New Delhi, Aug 27 (IANS) Union Minister Mahesh Sharma on Thursday said Prime Minister Narendra Modi has expressed deep concern over the practice of predatory pricing and called for urgent remedial measures to be effected.
“The prime minister showed a lot of concern over predatory pricing and prevalence of high airfares during festive seasons and last-minute ticket bookings. We will address these issues shortly. Methods to deal with it were also discussed,” Minister of State (MoS) for Civil Aviation and Tourism Mahesh Sharma said.
Sharma was speaking on the sidelines of the “8th International Conference on Indian Civil Aviation & Tourism”, organised here by the Associated Chambers of Commerce and Industry of India (Assocham).
“During the hour-long discussion with him (Modi), we discussed ways and means to deal with predatory pricing. The prime minister was specifically concerned for those people who have to make last-minute bookings because of some emergencies,” Sharma said.
Sharma, along with Civil Aviation Minister Ashok Gajapathi Raju Pusapati, met Prime Minister Modi on Tuesday to discuss the new civil aviation policy.
Senior officials from both civil aviation and finance ministries were present in the meeting in which a number of issues cropped up.

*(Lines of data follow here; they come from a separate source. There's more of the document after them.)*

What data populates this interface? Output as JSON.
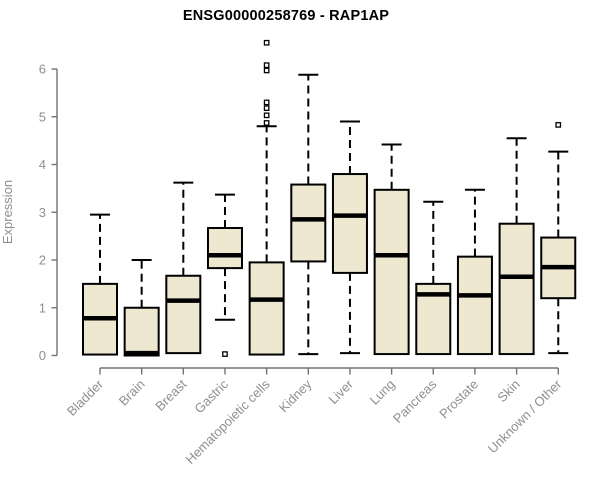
{
  "chart_data": {
    "type": "boxplot",
    "title": "ENSG00000258769 - RAP1AP",
    "ylabel": "Expression",
    "xlabel": "",
    "ylim": [
      0,
      6
    ],
    "yticks": [
      0,
      1,
      2,
      3,
      4,
      5,
      6
    ],
    "grid": false,
    "legend": "none",
    "colors": {
      "box_fill": "#EDE8CF",
      "box_stroke": "#000000",
      "median": "#000000",
      "whisker": "#000000",
      "axis": "#737373",
      "tick_label": "#8f8f8f",
      "title": "#000000",
      "background": "#ffffff"
    },
    "categories": [
      "Bladder",
      "Brain",
      "Breast",
      "Gastric",
      "Hematopoietic cells",
      "Kidney",
      "Liver",
      "Lung",
      "Pancreas",
      "Prostate",
      "Skin",
      "Unknown / Other"
    ],
    "series": [
      {
        "category": "Bladder",
        "whisker_low": 0.02,
        "q1": 0.02,
        "median": 0.78,
        "q3": 1.5,
        "whisker_high": 2.95,
        "outliers": []
      },
      {
        "category": "Brain",
        "whisker_low": 0.0,
        "q1": 0.0,
        "median": 0.05,
        "q3": 1.0,
        "whisker_high": 2.0,
        "outliers": []
      },
      {
        "category": "Breast",
        "whisker_low": 0.05,
        "q1": 0.05,
        "median": 1.15,
        "q3": 1.67,
        "whisker_high": 3.62,
        "outliers": []
      },
      {
        "category": "Gastric",
        "whisker_low": 0.75,
        "q1": 1.83,
        "median": 2.1,
        "q3": 2.67,
        "whisker_high": 3.37,
        "outliers": [
          0.03
        ]
      },
      {
        "category": "Hematopoietic cells",
        "whisker_low": 0.02,
        "q1": 0.02,
        "median": 1.17,
        "q3": 1.95,
        "whisker_high": 4.8,
        "outliers": [
          4.87,
          5.03,
          5.18,
          5.3,
          5.97,
          6.08,
          6.55
        ]
      },
      {
        "category": "Kidney",
        "whisker_low": 0.03,
        "q1": 1.97,
        "median": 2.85,
        "q3": 3.58,
        "whisker_high": 5.88,
        "outliers": []
      },
      {
        "category": "Liver",
        "whisker_low": 0.05,
        "q1": 1.73,
        "median": 2.93,
        "q3": 3.8,
        "whisker_high": 4.9,
        "outliers": []
      },
      {
        "category": "Lung",
        "whisker_low": 0.03,
        "q1": 0.03,
        "median": 2.1,
        "q3": 3.47,
        "whisker_high": 4.42,
        "outliers": []
      },
      {
        "category": "Pancreas",
        "whisker_low": 0.03,
        "q1": 0.03,
        "median": 1.28,
        "q3": 1.5,
        "whisker_high": 3.22,
        "outliers": []
      },
      {
        "category": "Prostate",
        "whisker_low": 0.03,
        "q1": 0.03,
        "median": 1.26,
        "q3": 2.07,
        "whisker_high": 3.47,
        "outliers": []
      },
      {
        "category": "Skin",
        "whisker_low": 0.03,
        "q1": 0.03,
        "median": 1.65,
        "q3": 2.76,
        "whisker_high": 4.55,
        "outliers": []
      },
      {
        "category": "Unknown / Other",
        "whisker_low": 0.05,
        "q1": 1.2,
        "median": 1.85,
        "q3": 2.47,
        "whisker_high": 4.27,
        "outliers": [
          4.83
        ]
      }
    ]
  }
}
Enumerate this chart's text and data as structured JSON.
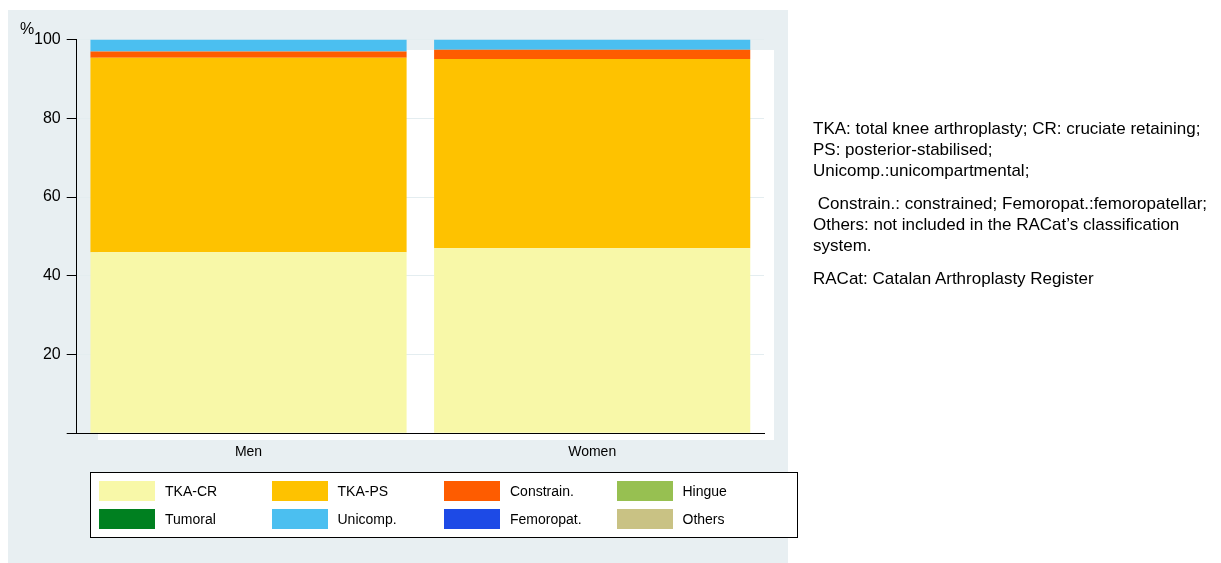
{
  "chart_data": {
    "type": "bar",
    "stacked": true,
    "ylabel": "%",
    "categories": [
      "Men",
      "Women"
    ],
    "series": [
      {
        "name": "TKA-CR",
        "color": "#f8f8a8",
        "values": [
          46,
          47
        ]
      },
      {
        "name": "TKA-PS",
        "color": "#fec200",
        "values": [
          49.4,
          48.1
        ]
      },
      {
        "name": "Constrain.",
        "color": "#fe5c00",
        "values": [
          1.6,
          2.3
        ]
      },
      {
        "name": "Hingue",
        "color": "#97c051",
        "values": [
          0,
          0
        ]
      },
      {
        "name": "Tumoral",
        "color": "#008020",
        "values": [
          0,
          0
        ]
      },
      {
        "name": "Unicomp.",
        "color": "#4bbff0",
        "values": [
          3,
          2.6
        ]
      },
      {
        "name": "Femoropat.",
        "color": "#1d4ae6",
        "values": [
          0,
          0
        ]
      },
      {
        "name": "Others",
        "color": "#c9c284",
        "values": [
          0,
          0
        ]
      }
    ],
    "ylim": [
      0,
      100
    ],
    "yticks": [
      {
        "value": 0,
        "label": null
      },
      20,
      40,
      60,
      80,
      100
    ],
    "grid": "y",
    "legend": "bottom",
    "annotations": [
      "TKA: total knee arthroplasty; CR: cruciate retaining; PS: posterior-stabilised; Unicomp.:unicompartmental;",
      " Constrain.: constrained; Femoropat.:femoropatellar; Others: not included in the RACat’s classification system.",
      "RACat: Catalan Arthroplasty Register"
    ]
  }
}
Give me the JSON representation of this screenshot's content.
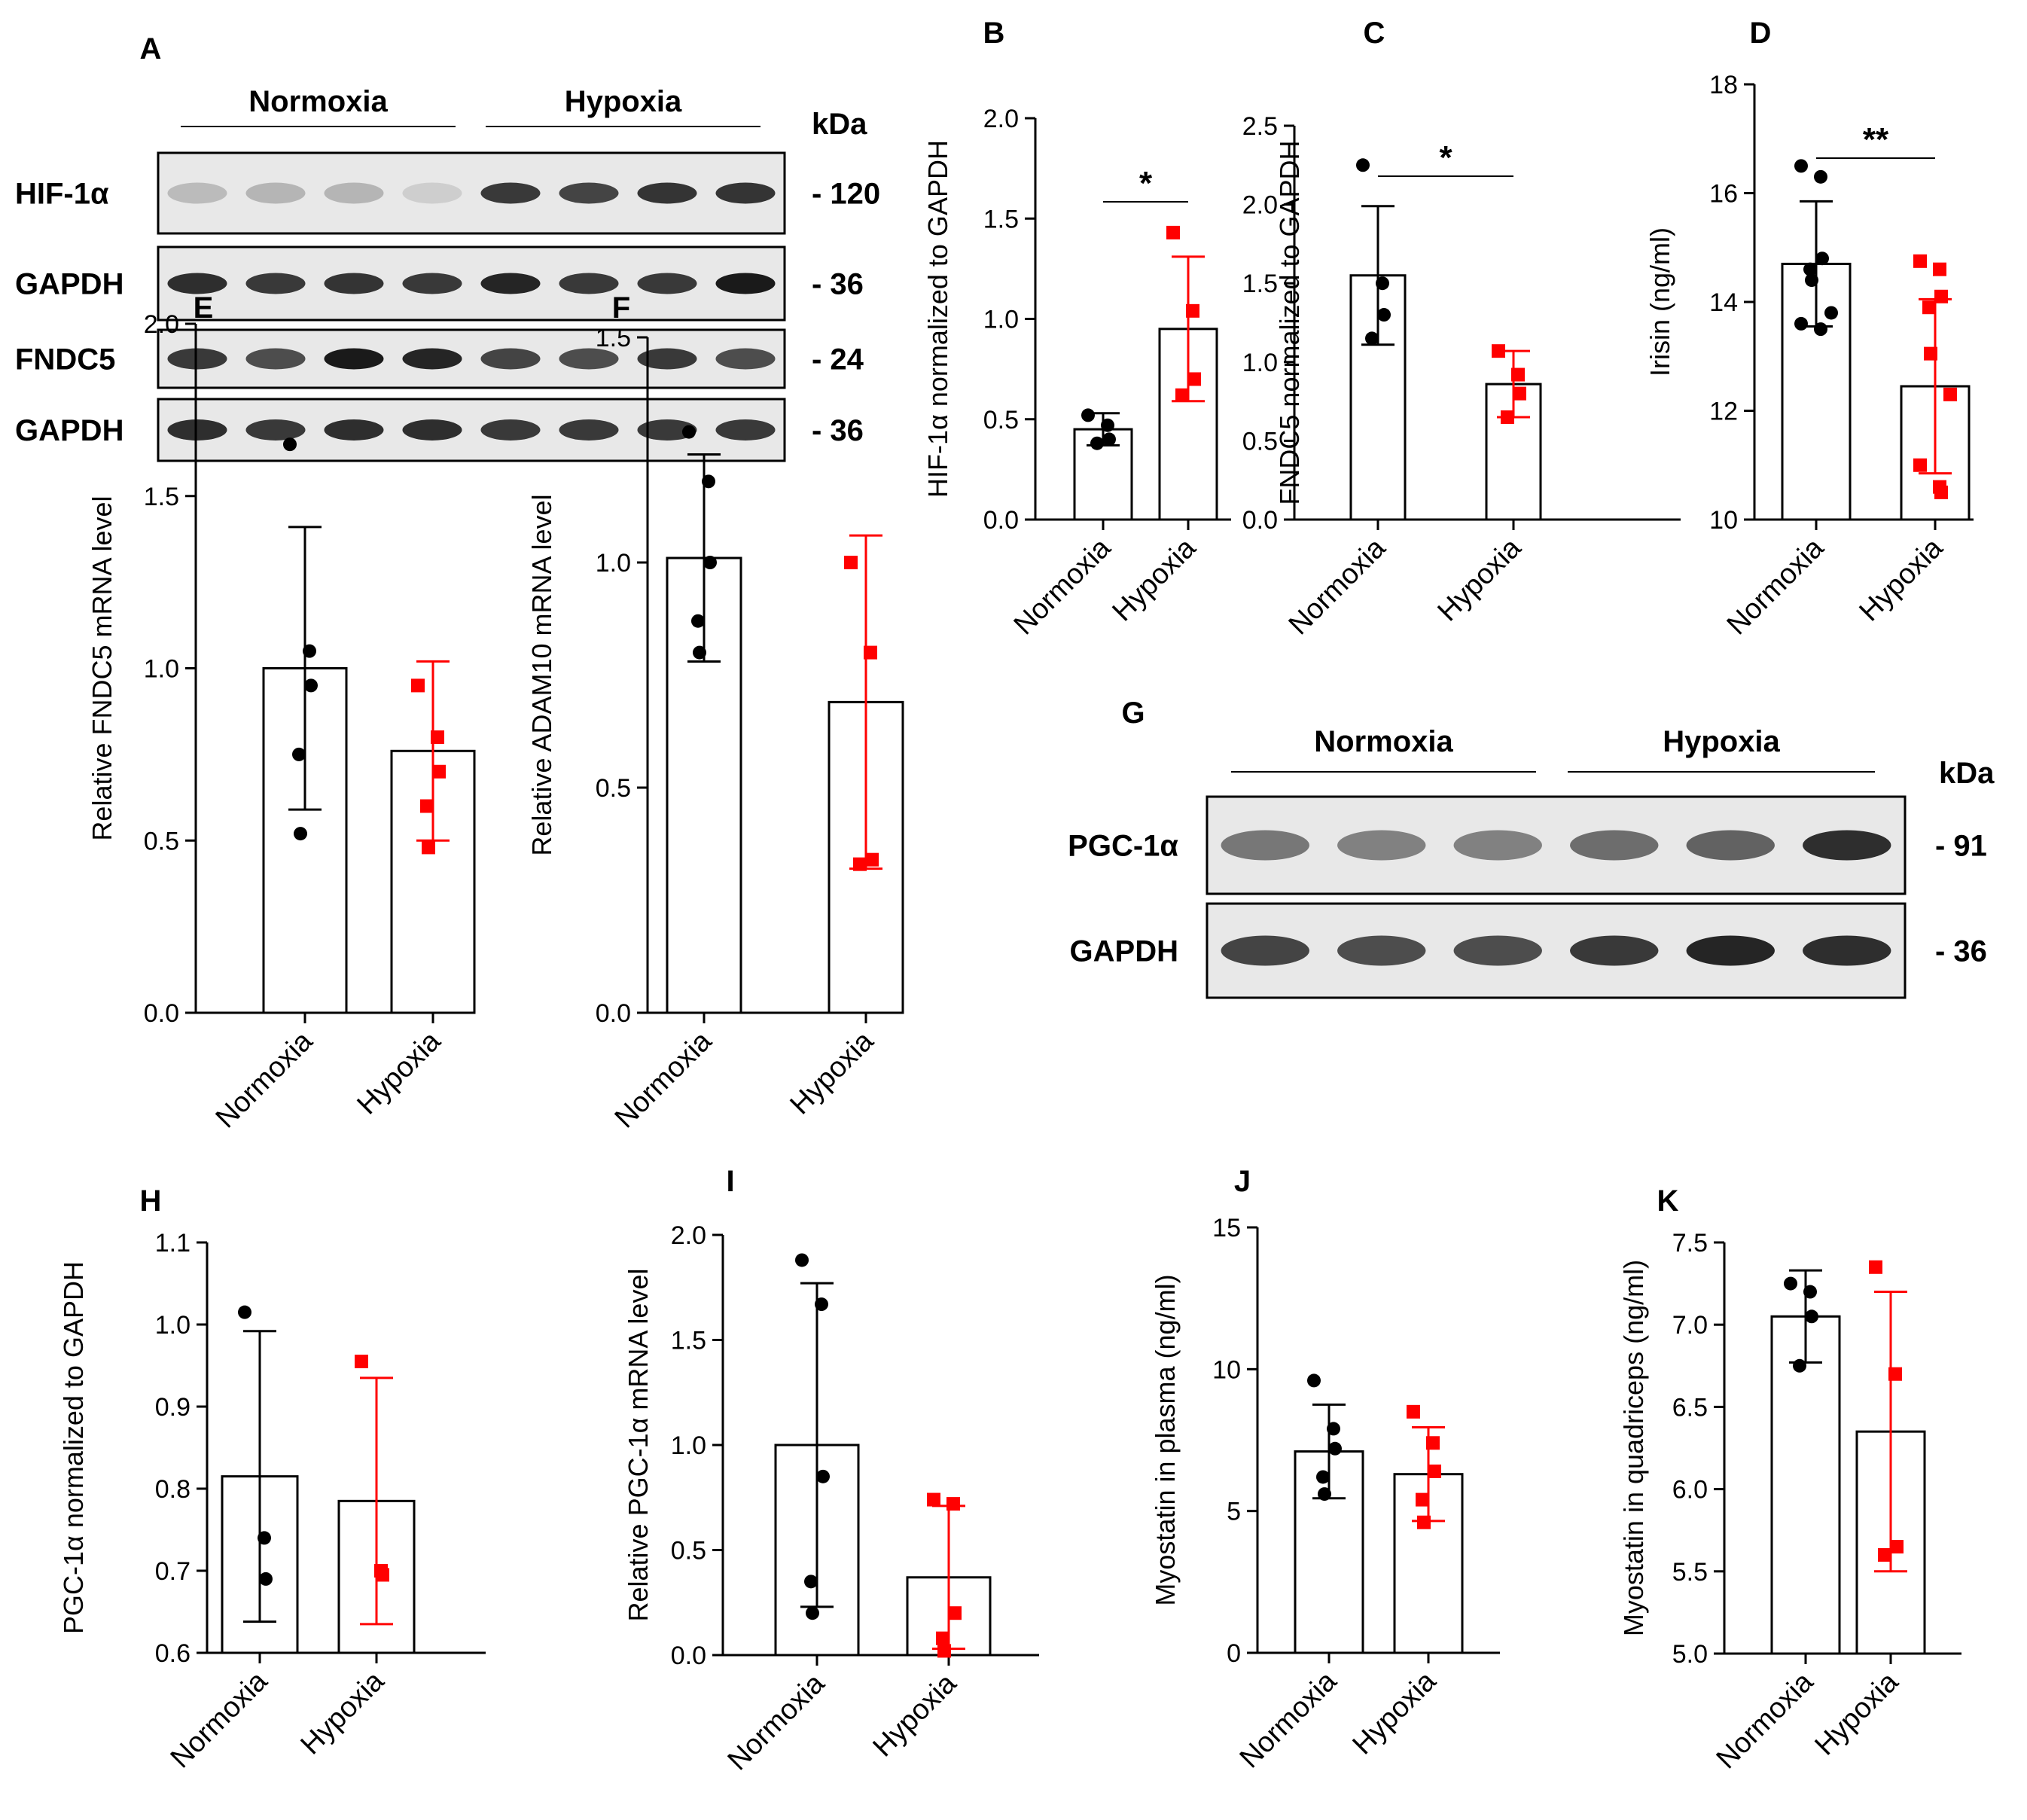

Under the current regulatory mechanism set up by the Directorate General of Civil Aviation (DGCA), all airlines have to allocate a certain number of seats in a set fare basket and publish the same information on their website.
Under the regulatory provision, airlines are free to decide the tariff, as long as the fare being charged by them does not exceed the established and displayed tariff on their website.
There is also an air fare monitoring cell which has been set up by the DGCA. The tariff monitoring unit keeps a vigil on fares being charged on certain routes which are selected on random basis.
According to Sharma, the government is considering four ways in which to deal with the menace of predatory pricing.
“We can start a consultation process with all the stakeholders to find a way out of it. A mechanism by the DGCA can also be put into place or we can use the national carrier Air India to counter the trend,” he elaborated.
“There are also proposals for reserving a minimum number of seats which can be allocated to passengers in distress or in need to travel for some kind of emergencies.”
The predatory pricing issue has also been raised in parliament — with a group of parliamentarians even lodging a complaint with the Competition Commission of India (CCI).
Notwithstanding all the criticism, there is very little that the government can do under the current legislations — the aircraft rules 1937 gives airlines a free hand in deciding air fares.
From the industry’s side, Ajay Singh, SpiceJet chairman and managing director, said: “DGCA studies have shown that on an average the air fares have come down in recent times.”
However, Ajay Singh admitted that the last-minute booking prices were market-driven — meaning thereby they were solely based on the principle of demand and supply.